Oklahoma, like many other states that execute prisoners by lethal injection, has been intensely secretive about the drugs it uses. In 2011, Hospira, the only American company that made thiopental—a barbiturate anesthetic once used as the first of three drugs in a lethal injection—halted production after European officials threatened the company with an embargo. From there, states have shifted toward new, secret sources for drugs. Claiming they wanted to shield suppliers from threats, states across the country passed legislation that would maintain the secrecy of where the drugs came from. Oklahoma even bought the drugs used in Lockett's execution with cash to ensure that the transaction would be hard to detect.

As states have begun to conduct executions with drugs acquired through secretive means, the Supreme Court has thus far refused to weigh in.

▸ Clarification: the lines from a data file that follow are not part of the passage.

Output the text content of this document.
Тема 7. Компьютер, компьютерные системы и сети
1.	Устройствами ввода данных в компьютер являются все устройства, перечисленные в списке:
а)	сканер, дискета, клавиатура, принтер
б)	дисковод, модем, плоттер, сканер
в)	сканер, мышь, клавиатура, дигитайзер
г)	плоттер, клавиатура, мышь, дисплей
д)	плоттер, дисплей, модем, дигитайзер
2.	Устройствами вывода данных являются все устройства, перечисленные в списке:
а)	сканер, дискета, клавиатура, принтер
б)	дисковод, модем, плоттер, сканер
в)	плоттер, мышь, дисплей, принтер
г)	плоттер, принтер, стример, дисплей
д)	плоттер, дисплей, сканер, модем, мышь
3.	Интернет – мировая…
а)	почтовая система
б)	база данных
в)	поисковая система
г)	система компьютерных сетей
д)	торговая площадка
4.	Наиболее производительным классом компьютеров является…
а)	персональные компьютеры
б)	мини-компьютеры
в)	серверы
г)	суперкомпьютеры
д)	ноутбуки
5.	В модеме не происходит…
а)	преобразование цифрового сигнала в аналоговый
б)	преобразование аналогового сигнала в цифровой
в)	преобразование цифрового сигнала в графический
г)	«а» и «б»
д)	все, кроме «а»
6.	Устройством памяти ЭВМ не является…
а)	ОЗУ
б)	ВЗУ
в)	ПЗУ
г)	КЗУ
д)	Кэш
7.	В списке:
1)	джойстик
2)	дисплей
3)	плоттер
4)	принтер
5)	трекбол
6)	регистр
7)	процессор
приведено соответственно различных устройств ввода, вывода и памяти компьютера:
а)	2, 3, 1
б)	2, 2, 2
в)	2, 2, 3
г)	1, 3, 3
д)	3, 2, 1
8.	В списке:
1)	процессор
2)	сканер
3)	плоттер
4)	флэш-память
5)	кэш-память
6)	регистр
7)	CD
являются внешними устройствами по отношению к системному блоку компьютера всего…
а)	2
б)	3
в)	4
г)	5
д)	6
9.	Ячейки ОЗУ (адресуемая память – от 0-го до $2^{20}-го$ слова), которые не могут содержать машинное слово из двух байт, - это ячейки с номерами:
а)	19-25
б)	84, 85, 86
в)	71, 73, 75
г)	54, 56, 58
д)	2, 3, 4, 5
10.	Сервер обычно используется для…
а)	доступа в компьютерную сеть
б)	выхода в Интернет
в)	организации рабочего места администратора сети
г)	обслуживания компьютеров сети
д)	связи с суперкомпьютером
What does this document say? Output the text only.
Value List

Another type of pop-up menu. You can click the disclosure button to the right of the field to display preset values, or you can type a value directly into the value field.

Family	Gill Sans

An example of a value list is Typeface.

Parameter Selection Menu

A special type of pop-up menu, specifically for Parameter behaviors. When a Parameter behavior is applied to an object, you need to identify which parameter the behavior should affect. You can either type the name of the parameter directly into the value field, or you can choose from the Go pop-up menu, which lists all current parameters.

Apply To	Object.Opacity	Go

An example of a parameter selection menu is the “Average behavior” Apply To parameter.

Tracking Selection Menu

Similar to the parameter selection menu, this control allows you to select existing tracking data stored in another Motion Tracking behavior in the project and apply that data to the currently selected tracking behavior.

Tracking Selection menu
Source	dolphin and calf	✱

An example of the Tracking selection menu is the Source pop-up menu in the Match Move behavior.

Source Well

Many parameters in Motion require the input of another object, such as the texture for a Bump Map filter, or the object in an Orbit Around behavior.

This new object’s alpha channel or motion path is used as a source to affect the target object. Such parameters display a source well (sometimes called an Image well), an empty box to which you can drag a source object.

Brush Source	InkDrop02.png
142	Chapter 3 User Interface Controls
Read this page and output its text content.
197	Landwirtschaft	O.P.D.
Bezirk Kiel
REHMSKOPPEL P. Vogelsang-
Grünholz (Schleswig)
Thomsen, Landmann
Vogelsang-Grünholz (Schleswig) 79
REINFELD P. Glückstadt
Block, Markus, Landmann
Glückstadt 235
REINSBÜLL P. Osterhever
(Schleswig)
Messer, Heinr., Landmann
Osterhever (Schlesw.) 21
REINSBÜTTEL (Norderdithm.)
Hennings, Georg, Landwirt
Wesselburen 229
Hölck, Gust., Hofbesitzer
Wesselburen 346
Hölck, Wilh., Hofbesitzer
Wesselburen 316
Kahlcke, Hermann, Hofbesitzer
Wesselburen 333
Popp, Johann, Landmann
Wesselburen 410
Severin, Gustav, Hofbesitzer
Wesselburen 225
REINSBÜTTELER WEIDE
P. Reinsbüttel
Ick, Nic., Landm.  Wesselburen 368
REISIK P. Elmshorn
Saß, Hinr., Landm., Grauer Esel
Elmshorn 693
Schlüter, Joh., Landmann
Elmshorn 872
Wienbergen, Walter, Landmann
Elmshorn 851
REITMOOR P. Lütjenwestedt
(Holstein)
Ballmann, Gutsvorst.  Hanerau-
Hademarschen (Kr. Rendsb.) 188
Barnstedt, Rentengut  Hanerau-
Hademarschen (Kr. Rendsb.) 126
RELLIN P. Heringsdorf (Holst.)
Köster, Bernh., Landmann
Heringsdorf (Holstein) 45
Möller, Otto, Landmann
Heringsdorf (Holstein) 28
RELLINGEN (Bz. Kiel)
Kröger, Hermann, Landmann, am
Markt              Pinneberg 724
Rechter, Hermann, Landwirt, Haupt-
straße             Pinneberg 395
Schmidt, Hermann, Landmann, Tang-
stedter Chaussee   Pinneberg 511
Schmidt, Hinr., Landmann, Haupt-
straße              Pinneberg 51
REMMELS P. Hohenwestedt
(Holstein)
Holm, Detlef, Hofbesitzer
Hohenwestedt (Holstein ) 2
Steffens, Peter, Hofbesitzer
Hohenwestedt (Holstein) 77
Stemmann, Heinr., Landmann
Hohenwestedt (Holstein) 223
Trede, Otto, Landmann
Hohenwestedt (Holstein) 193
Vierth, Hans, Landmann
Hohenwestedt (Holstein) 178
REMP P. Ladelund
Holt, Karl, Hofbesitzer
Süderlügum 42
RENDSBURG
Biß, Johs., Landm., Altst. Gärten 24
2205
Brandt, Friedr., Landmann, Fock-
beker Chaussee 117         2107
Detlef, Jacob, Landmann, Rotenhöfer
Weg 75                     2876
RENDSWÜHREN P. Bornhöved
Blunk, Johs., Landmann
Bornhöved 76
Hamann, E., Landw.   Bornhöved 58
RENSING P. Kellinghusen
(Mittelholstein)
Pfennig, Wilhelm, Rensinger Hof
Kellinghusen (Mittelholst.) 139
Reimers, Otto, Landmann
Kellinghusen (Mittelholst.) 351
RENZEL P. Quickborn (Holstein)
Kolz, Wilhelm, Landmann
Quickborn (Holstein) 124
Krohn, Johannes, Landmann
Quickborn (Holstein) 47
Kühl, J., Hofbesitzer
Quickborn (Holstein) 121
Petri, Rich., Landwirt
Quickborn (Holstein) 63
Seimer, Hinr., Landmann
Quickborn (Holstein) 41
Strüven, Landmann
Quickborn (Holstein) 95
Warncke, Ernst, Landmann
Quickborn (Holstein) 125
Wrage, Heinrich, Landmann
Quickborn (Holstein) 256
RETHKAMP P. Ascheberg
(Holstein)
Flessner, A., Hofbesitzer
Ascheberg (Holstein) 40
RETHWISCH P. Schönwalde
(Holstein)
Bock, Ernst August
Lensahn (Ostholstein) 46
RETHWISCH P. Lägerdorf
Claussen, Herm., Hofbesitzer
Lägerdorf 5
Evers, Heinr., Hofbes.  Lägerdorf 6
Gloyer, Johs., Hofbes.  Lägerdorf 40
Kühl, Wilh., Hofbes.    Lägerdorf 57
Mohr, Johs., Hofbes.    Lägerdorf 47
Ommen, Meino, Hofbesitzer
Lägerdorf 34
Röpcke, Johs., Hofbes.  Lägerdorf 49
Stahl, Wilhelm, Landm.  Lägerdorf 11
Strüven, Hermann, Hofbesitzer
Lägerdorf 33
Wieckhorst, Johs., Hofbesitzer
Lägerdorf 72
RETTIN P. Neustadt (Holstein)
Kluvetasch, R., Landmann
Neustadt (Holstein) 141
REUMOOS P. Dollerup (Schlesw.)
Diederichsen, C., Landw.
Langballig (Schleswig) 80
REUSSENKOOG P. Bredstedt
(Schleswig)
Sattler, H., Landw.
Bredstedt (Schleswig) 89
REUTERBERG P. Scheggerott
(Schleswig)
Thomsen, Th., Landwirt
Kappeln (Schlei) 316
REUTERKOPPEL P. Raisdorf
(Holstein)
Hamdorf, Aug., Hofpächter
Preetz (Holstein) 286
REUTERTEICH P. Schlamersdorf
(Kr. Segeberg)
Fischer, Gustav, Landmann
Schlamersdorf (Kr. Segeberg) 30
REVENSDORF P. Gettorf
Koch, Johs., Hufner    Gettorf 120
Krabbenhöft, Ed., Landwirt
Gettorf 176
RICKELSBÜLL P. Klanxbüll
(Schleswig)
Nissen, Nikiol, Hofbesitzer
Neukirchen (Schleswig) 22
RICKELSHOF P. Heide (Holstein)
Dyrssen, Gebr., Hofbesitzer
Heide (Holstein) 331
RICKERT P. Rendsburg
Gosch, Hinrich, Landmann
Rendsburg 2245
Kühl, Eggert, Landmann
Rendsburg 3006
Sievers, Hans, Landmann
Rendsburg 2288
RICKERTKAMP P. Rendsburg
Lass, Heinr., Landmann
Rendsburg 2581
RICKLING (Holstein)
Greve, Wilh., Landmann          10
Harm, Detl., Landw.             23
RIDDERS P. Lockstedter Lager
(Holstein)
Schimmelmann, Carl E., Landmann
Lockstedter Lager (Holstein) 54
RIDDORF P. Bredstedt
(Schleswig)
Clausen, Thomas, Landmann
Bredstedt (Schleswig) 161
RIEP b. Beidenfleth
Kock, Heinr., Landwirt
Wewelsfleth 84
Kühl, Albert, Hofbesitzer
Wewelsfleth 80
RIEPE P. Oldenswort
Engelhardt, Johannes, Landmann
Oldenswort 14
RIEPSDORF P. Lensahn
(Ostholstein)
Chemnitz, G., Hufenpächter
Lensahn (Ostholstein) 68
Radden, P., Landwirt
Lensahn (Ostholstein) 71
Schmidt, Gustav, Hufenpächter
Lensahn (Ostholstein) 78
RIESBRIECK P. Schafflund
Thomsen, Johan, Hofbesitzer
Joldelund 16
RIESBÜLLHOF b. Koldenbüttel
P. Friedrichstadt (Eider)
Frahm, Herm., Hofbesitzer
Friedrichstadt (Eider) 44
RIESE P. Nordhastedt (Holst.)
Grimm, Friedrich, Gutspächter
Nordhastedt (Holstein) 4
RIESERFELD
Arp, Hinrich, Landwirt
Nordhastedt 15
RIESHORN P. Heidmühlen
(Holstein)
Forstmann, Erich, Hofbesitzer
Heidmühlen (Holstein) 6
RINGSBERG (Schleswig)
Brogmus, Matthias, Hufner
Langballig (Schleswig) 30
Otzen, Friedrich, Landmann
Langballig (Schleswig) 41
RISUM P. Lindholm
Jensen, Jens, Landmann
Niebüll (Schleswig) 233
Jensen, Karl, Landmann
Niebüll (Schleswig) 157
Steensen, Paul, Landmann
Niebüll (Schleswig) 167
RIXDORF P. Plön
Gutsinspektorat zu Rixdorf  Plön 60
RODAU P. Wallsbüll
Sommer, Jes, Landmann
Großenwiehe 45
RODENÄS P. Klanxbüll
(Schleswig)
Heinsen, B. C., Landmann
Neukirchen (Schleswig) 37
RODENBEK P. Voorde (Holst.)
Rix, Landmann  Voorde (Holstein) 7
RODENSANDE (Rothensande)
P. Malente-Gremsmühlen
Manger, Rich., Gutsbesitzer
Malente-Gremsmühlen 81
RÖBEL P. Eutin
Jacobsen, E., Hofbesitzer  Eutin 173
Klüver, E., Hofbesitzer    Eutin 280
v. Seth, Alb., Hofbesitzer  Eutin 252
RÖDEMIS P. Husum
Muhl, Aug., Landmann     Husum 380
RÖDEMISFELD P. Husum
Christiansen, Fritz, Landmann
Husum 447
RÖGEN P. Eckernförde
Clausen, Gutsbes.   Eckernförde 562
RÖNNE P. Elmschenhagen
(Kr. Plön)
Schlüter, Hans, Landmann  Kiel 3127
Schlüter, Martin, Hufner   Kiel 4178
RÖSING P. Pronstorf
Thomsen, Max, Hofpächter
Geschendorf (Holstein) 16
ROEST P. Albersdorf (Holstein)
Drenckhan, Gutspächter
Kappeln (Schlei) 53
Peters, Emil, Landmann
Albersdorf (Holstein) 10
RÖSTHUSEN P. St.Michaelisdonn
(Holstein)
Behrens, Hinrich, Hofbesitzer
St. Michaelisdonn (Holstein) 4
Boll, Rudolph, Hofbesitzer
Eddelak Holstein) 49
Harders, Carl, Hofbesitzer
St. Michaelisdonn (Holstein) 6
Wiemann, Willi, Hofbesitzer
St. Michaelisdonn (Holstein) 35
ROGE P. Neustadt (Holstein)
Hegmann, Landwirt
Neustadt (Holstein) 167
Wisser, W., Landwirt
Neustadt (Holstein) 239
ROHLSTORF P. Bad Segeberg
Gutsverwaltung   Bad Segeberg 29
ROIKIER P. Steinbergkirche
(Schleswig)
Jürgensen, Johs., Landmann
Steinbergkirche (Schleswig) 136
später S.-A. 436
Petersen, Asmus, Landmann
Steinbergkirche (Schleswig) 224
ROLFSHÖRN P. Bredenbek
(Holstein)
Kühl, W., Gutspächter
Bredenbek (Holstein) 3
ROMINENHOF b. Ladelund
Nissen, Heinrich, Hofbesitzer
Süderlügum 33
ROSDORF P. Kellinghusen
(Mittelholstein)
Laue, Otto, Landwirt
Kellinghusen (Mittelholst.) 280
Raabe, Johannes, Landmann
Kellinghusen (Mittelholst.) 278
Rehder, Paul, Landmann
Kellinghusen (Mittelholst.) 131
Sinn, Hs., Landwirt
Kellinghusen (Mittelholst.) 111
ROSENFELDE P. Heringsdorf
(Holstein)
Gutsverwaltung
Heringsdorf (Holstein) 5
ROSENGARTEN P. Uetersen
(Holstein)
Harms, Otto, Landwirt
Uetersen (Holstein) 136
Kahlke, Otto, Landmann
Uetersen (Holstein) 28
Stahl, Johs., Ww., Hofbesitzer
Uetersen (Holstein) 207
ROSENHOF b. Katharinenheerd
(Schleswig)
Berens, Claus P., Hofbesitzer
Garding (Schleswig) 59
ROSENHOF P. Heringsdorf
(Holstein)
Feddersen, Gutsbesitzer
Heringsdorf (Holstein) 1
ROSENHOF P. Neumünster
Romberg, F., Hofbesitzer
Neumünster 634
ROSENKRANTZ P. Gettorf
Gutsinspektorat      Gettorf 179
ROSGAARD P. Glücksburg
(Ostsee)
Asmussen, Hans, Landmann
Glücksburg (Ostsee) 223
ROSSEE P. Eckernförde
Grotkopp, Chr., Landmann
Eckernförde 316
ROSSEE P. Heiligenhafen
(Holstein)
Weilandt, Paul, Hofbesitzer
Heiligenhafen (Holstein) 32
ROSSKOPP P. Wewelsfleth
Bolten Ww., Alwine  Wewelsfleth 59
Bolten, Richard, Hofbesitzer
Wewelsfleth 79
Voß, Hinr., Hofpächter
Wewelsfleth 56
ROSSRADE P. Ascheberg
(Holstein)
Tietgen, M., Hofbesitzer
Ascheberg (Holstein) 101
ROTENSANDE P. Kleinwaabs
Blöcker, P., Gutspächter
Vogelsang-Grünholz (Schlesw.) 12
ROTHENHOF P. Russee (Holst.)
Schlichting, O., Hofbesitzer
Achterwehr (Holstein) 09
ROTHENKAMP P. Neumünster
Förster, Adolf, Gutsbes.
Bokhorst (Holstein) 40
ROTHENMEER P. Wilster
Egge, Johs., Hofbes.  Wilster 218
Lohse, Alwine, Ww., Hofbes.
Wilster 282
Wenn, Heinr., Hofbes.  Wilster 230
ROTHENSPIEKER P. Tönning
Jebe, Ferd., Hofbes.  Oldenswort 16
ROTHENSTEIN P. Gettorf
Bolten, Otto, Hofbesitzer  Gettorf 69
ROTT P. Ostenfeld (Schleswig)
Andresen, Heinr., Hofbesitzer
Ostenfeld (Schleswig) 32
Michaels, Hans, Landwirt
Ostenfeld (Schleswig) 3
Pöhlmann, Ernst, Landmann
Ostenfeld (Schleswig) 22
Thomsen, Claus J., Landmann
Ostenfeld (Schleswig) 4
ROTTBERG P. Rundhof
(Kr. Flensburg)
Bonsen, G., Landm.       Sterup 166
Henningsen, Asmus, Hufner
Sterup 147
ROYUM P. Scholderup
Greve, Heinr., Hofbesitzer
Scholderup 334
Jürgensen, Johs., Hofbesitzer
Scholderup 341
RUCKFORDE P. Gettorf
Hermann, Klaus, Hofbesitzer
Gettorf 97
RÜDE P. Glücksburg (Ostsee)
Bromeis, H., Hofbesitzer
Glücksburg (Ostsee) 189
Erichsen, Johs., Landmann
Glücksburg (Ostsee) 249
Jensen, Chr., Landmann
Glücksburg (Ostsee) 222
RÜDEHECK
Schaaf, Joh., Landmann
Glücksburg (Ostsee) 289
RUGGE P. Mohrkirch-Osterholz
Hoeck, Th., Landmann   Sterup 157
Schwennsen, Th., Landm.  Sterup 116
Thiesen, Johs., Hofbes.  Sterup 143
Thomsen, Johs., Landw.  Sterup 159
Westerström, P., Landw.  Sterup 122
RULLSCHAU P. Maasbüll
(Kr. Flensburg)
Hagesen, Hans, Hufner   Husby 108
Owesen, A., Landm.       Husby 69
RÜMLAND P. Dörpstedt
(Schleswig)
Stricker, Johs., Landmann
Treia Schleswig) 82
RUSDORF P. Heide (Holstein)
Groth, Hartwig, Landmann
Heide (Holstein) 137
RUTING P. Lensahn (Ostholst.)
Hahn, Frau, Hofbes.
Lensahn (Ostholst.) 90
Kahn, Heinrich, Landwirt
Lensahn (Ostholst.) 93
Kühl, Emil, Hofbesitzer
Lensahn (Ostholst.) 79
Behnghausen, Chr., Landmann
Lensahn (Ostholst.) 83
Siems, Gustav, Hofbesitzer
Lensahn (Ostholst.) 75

Earlier this month, Texas executed Tommy Lynn Sells after the Supreme Court refused to halt the execution over concerns about the secrecy surrounding the drugs that the state planned to use.

Lockett’s execution should draw renewed attention to the potential infliction of pain from drugs that are secret. Ultimately, the courts may find this secrecy is a violation of the Eighth Amendment’s ban on “cruel and unusual” punishment. In Baze v. Rees, the Supreme Court held that “A stay of execution may not be granted on [Eighth Amendment grounds] unless the condemned prisoner establishes that the state’s lethal injection protocol creates a demonstrated risk of severe pain. He must show that the risk is substantial when compared to the known and available alternatives.” Of course, it is impossible for the defendant to demonstrate the risks of the method of execution when the source and purity of the lethal drugs are kept secret from the public. For the courts to properly analyze the potential of a method of execution to induce severe pain, there needs to be transparency about how the execution is being carried out. In an 1890 case, the Court held that “Punishments are cruel when they involve torture or a lingering death,” and there is plenty of evidence that these lethal injections are creating "lingering deaths" in cases such as Lockett’s.

Today, there are a number of cases progressing through the federal courts that are challenging the secrecy laws surrounding lethal injections. Ultimately, the courts and potentially the Supreme Court itself will have to determine whether such secrecy violates the Constitution. The Court held in 2002 that the ban on cruel and unusual punishment “must draw its meaning from the evolving standards of decency that mark the progress of a maturing society.” While there may be a legitimate interest in protecting the suppliers of these drugs, our interest in protecting the integrity of our society’s most severe punishment is far greater.